İzmir ve Diyarbakır’da aynı gün ve saatte yapılan iki ayrı basın toplantısında bir kez daha ülkenin “antik kentler gömütlüğü” haline getirilmemesi talep edildi. Tarihsel-kültürel değerlerin korunması için bir süredir ortak mücadele eden Hasankeyf’i Yaşatma Girişimi ve Allianoi Girişim Gurubu, antik kentler Hasankeyf ve Alianoi’nin sulara gömülmesini doğuracak yeni gelişmelerden duydukları rahatsızlığı ortaya koydu. Ortak toplantıların İzmir ayağı, İzmir Tabip Odası’nda gerçekleştirildi.

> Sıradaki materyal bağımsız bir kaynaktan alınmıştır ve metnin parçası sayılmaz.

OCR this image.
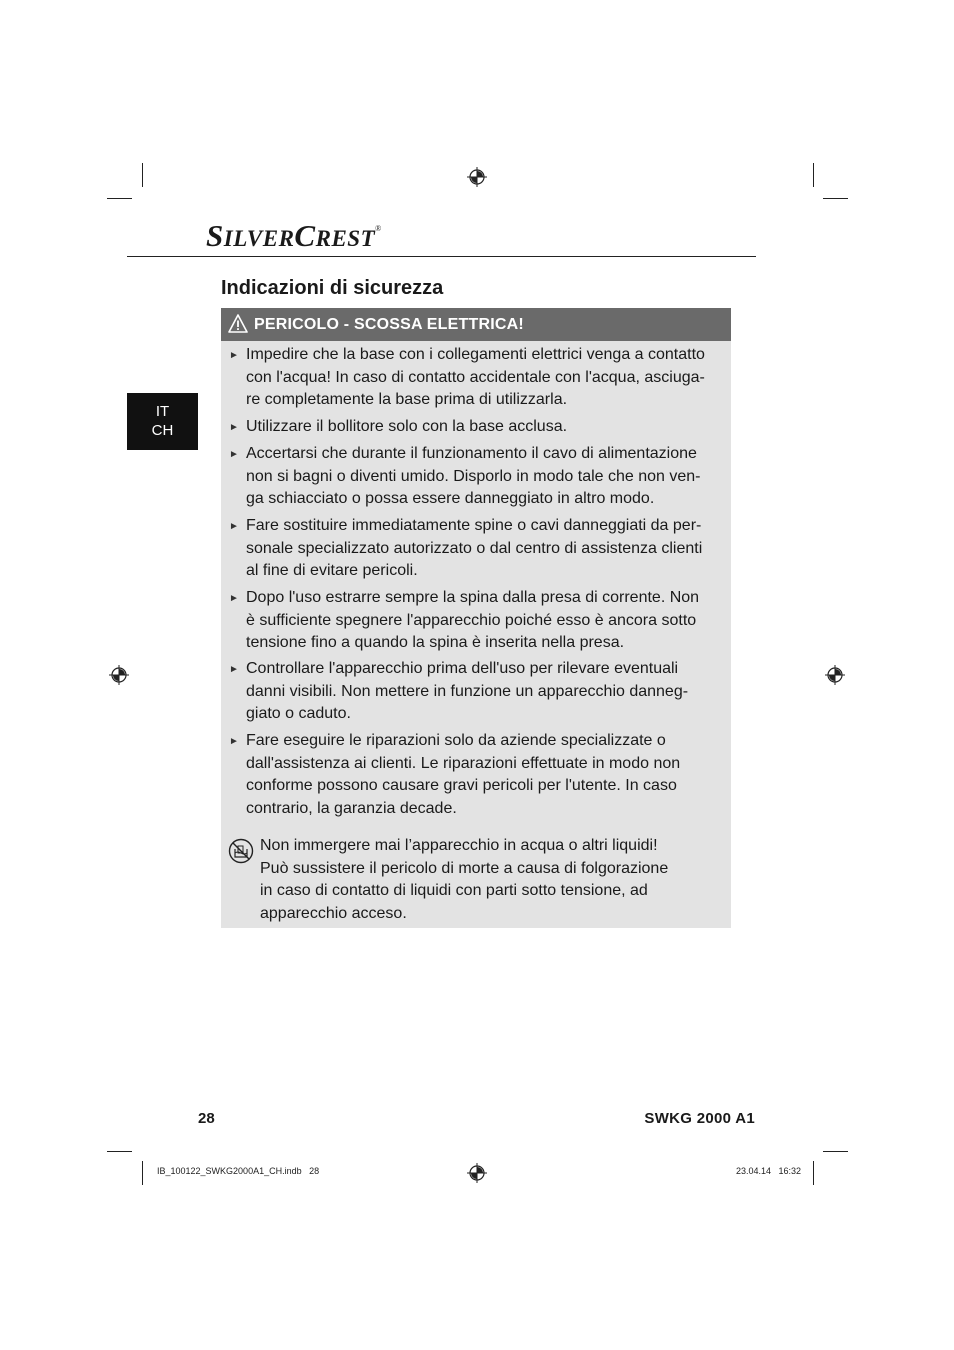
SILVERCREST®
Indicazioni di sicurezza
IT
CH
PERICOLO - SCOSSA ELETTRICA!
► Impedire che la base con i collegamenti elettrici venga a contatto
con l'acqua! In caso di contatto accidentale con l'acqua, asciuga-
re completamente la base prima di utilizzarla.
► Utilizzare il bollitore solo con la base acclusa.
► Accertarsi che durante il funzionamento il cavo di alimentazione
non si bagni o diventi umido. Disporlo in modo tale che non ven-
ga schiacciato o possa essere danneggiato in altro modo.
► Fare sostituire immediatamente spine o cavi danneggiati da per-
sonale specializzato autorizzato o dal centro di assistenza clienti
al fine di evitare pericoli.
► Dopo l'uso estrarre sempre la spina dalla presa di corrente. Non
è sufficiente spegnere l'apparecchio poiché esso è ancora sotto
tensione fino a quando la spina è inserita nella presa.
► Controllare l'apparecchio prima dell'uso per rilevare eventuali
danni visibili. Non mettere in funzione un apparecchio danneg-
giato o caduto.
► Fare eseguire le riparazioni solo da aziende specializzate o
dall'assistenza ai clienti. Le riparazioni effettuate in modo non
conforme possono causare gravi pericoli per l'utente. In caso
contrario, la garanzia decade.
Non immergere mai l’apparecchio in acqua o altri liquidi!
Può sussistere il pericolo di morte a causa di folgorazione
in caso di contatto di liquidi con parti sotto tensione, ad
apparecchio acceso.
28	SWKG 2000 A1
IB_100122_SWKG2000A1_CH.indb   28	23.04.14   16:32
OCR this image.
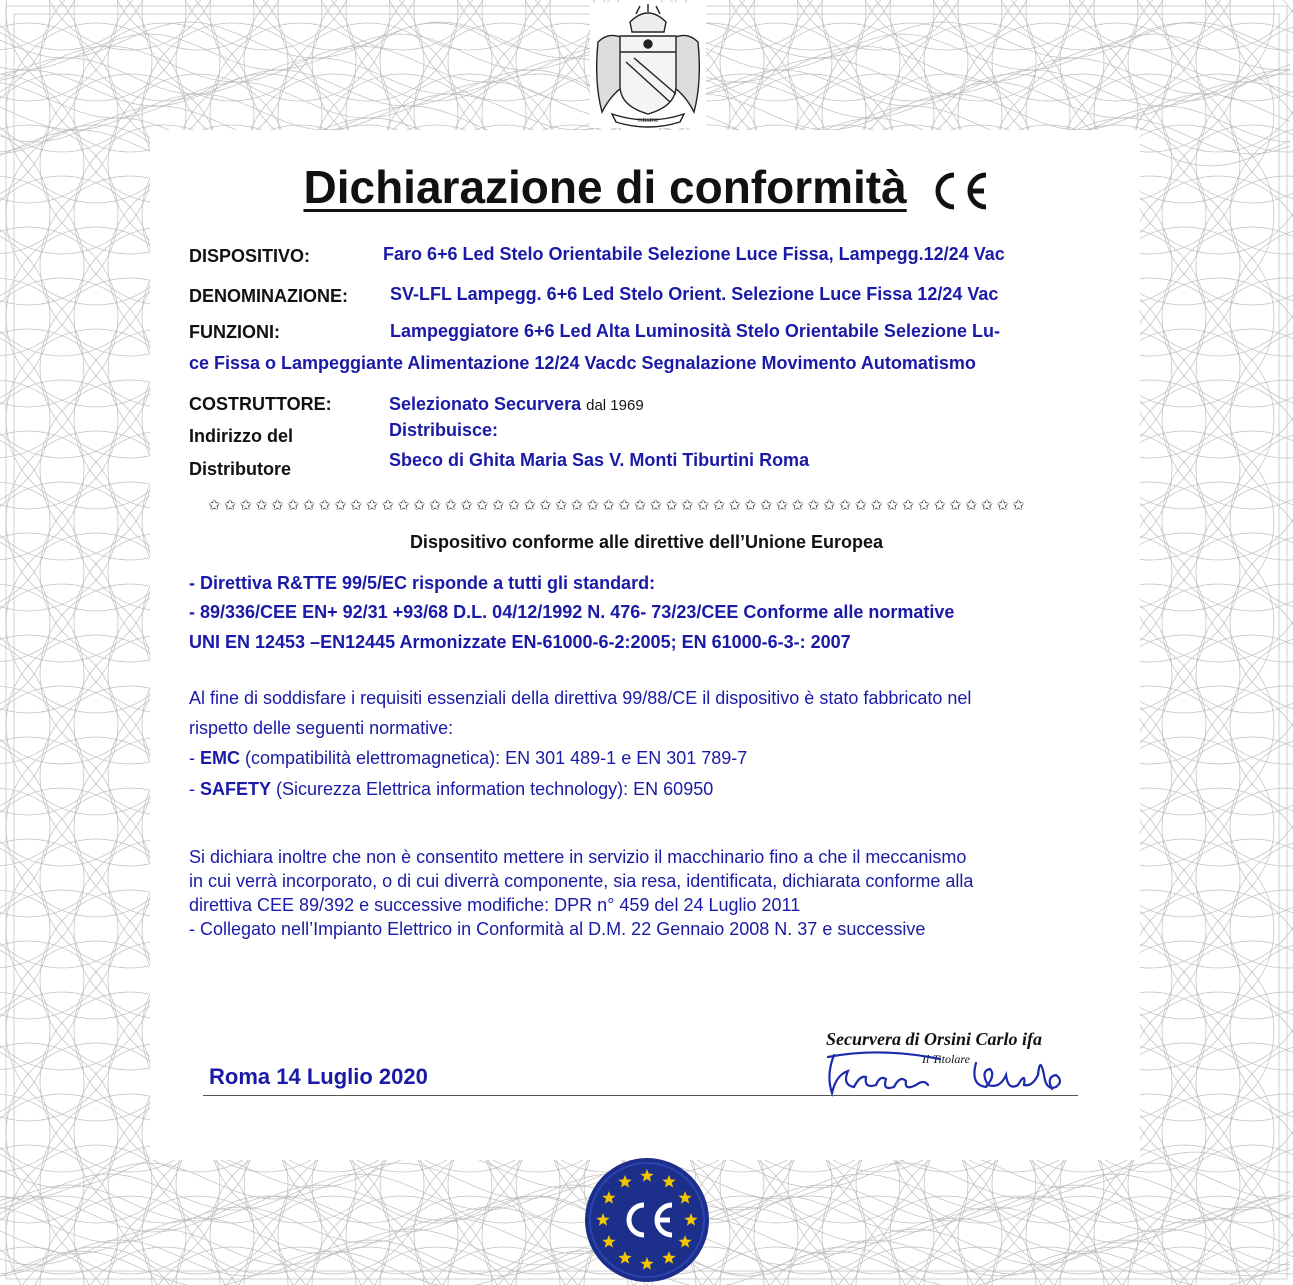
ORSINI
Dichiarazione di conformità
DISPOSITIVO:	Faro 6+6 Led Stelo Orientabile Selezione Luce Fissa, Lampegg.12/24 Vac
DENOMINAZIONE: SV-LFL Lampegg. 6+6 Led Stelo Orient. Selezione Luce Fissa 12/24 Vac
FUNZIONI:	Lampeggiatore 6+6 Led Alta Luminosità Stelo Orientabile Selezione Lu-
ce Fissa o Lampeggiante Alimentazione 12/24 Vacdc Segnalazione Movimento Automatismo
COSTRUTTORE:	Selezionato Securvera dal 1969
Indirizzo del	Distribuisce:
Distributore	Sbeco di Ghita Maria Sas V. Monti Tiburtini Roma
✩✩✩✩✩✩✩✩✩✩✩✩✩✩✩✩✩✩✩✩✩✩✩✩✩✩✩✩✩✩✩✩✩✩✩✩✩✩✩✩✩✩✩✩✩✩✩✩✩✩✩✩
Dispositivo conforme alle direttive dell’Unione Europea
- Direttiva R&TTE 99/5/EC risponde a tutti gli standard:
- 89/336/CEE EN+ 92/31 +93/68 D.L. 04/12/1992 N. 476- 73/23/CEE Conforme alle normative
UNI EN 12453 –EN12445 Armonizzate EN-61000-6-2:2005; EN 61000-6-3-: 2007
Al fine di soddisfare i requisiti essenziali della direttiva 99/88/CE il dispositivo è stato fabbricato nel
rispetto delle seguenti normative:
- EMC (compatibilità elettromagnetica): EN 301 489-1 e EN 301 789-7
- SAFETY (Sicurezza Elettrica information technology): EN 60950
Si dichiara inoltre che non è consentito mettere in servizio il macchinario fino a che il meccanismo
in cui verrà incorporato, o di cui diverrà componente, sia resa, identificata, dichiarata conforme alla
direttiva CEE 89/392 e successive modifiche: DPR n° 459 del 24 Luglio 2011
- Collegato nell’Impianto Elettrico in Conformità al D.M. 22 Gennaio 2008 N. 37 e successive
Securvera di Orsini Carlo ifa
Il Titolare
Roma 14 Luglio 2020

Allianoi Girişim Grubu Dönem Sözcüsü Dr. Oya Otyıldız, Kültür ve Tabiat Varlıklarını Koruma Yüksek Kurulu tarafından Hasankeyf’i ve Allianoi’yi yakından ilgilendiren bir ilke kararının alındığını belirterek Resmi Gazete’nin 27.10.2006 tarihli sayısında yayımlanan “Baraj alanlarından etkilenen taşınmaz kültür varlıklarının korunması” ile ilgili ilke kararında; “baraj alanları içinde kalan taşınmaz kültür varlıklarını ve arkeolojik sit alanlarını koruma ve kullanma koşulları” belirlendiğini aktardı.

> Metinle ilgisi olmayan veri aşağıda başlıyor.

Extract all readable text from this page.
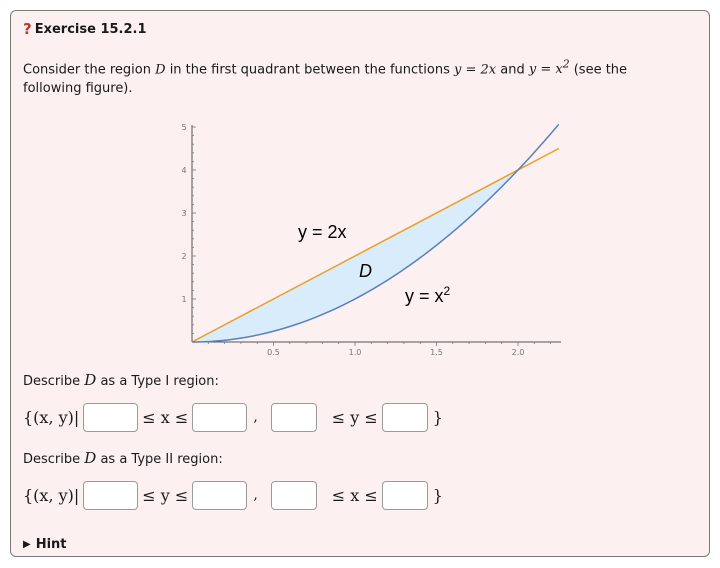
? Exercise 15.2.1
Consider the region D in the first quadrant between the functions y = 2x and $y = x^2$ (see the
following figure).
0.5	1.0	1.5	2.0
1
2
3
4
5
y = 2x
D
$y = x^2$
Describe D as a Type I region:
{(x, y)|	≤ x ≤	,	≤ y ≤	}
Describe D as a Type II region:
{(x, y)|	≤ y ≤	,	≤ x ≤	}
▶ Hint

Otyıldız ilke kararında kendilerini endişelendiren bölümleri şöyle özetledi; “İlke kararının alındığı tarihte yapımına başlanmış veya yapımı tamamlanmış, alanında taşınmaz kültür varlıkları ile arkeolojik sit alanları bulunan baraj inşaatlarında; taşınmaz kültür varlıklarının başka bir yere taşınması ya da belgelenerek su altında bırakılmasına karar verilebilecektir. Bilindiği gibi bir süredir Hasankeyf’in taşınması, Allianoi’nin ise üzerinin mille örtülerek su altında bırakılması önerileri dile getirilmektedir. Bu tartışmaların yaşandığı sırada alınan ilke kararı Allianoi’yi ve Hasankeyf’i çok yakından ilgilendirmektedir.”

‘İlkesizlik kararı’na ortak tepki
Söz konusu ilke kararı ile Hasankeyf’in taşınması, Allianoi’nin ise insan eliyle suya gömülmesinin dayanağının yaratılmak istendiğini dile getiren Otyıldız, “Oysa binlerce yıllık tarihsel değerlerimizi taşıyarak bozmaya, suya gömerek yok etmeye hiç kimsenin hakkı yoktur. Bu tür uygulamalar, imzalamış olduğumuz uluslararası sözleşmeler ile Anayasa’nın 63/1. maddesi ve 2863 Sayılı Kültür ve Tabiat Varlıklarını Koruma Yasası düzenlemelerini yok saymak anlamına gelecektir. Aynı zamanda, çok büyük tarihsel sorumluluktur” diye konuştu. Toplantıda söz alan EGEÇEP Dönem Sözcüsü Av. Arif Ali Cangı, koruma yüksek kurullarının görevinin kültür varlıklarını korumak olduğunu anımsatarak, alınan ilke kararını ‘ilkesizlik kararı’ olarak yorumladı. Şehir Plancısı Tuncay Karaçorlu ise koruma kurullarında son dönemde alınan kararların bir benzerinin tarihte daha önce olmadığına dikkat çekti.

Ortak toplantının Diyarbakır ayağında ise Elektrik Mühendisleri Odası’nda Hasankeyf ve Allianoi’yi Yaşatma Girişimi adına, Nedim Tüzün basın açıklaması yaptı. Tüzün, gerek hukuksal mücadele gerekse etkinlik ve girişimlerle antik kentlerin sular altında kalmasına izin vermeyeceklerini söyledi.